The same also applies for would-be villains using the system of Class I-V Villainous Acts.

‡A waiver may be obtained for incorporeal entities.

‡‡The exception to this regulation can be found in Clause XIX of the Heroes' and Villains' Code which grants the right of alter-egos to any Hero or Villain, provided that they are also properly registered under the name of the party that wishes to use them, with the intended purposes of said alter-ego(s) detailed in Section 4 of the Alternate Identities Form which can be obtained in the Hidden Office of Secret Identities within the Registry Building. Nobody really knows where this office is. It is generally advised to wander around the building until one stumbles upon it. Alternatively, a PDF of this form may be downloaded at the Registry's website, and mailed in to:

Hidden Office of Secret Identities
National Registry of Heroes and Villains
The PO Box Previously Numbered 241543903
Lansing, Michigan 48909

***A full chart listing Heroic/Villainous Acts Classes I-V is available at the Office of Heroic and Villainous Virtues across the street from the Registry. Ask Bernard for directions. He used to work there.

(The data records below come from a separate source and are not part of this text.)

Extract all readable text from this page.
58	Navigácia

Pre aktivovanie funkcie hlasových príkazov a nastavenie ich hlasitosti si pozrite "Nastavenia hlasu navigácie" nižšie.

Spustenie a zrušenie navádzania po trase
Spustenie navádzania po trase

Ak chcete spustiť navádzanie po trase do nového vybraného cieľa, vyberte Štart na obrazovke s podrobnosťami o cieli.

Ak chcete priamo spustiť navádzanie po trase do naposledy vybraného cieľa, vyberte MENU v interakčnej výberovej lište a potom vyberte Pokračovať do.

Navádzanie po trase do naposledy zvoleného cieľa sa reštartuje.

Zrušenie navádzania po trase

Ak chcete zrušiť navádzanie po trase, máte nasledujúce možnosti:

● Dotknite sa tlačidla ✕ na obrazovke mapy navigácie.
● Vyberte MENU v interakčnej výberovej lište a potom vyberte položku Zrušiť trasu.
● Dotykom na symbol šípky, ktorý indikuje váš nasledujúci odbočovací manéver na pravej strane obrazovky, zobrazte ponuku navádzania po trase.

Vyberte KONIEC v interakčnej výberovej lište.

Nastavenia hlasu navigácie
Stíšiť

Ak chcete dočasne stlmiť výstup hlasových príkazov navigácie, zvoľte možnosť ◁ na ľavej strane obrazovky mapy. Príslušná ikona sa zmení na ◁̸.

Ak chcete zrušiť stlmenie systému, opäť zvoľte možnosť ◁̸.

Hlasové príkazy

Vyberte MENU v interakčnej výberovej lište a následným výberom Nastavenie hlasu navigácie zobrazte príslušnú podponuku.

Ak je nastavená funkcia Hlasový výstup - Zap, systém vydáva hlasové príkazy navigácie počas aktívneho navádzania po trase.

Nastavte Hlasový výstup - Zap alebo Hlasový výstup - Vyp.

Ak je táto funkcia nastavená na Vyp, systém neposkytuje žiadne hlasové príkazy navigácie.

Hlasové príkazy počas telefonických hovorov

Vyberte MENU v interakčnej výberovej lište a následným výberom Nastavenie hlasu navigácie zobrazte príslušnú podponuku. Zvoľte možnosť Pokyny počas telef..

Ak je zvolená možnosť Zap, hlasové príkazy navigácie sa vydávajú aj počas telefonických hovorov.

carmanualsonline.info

One does not simply walk in on Corporate Evil. This is precisely why Corporate was so bemused to see the man standing before them.

"You look terrible," said Corporate.

The man, who looked as though he had just walked through a tornado of sharks, snorted and tossed what was left of his brown blazer onto a nearby chair. "So do you," he retorted. His glasses were somehow not askew, but the left lens had been shattered. The man was covered in scratches, and there were several holes in his blue turtleneck sweater.

"A shapeshifter looks however they want, whenever they want," said Corporate, crossing their arms.

"Pfft," said Bernard. "You're limited only to forms that embody the spirit of Corporate Evil and its effects on the world. And I can't decide whether you're uglier on the inside or the outside at the moment."

Corporate Evil scowled, all three dozen of them. They were currently taking on the form of an army of Donald Trumps. "You're fired."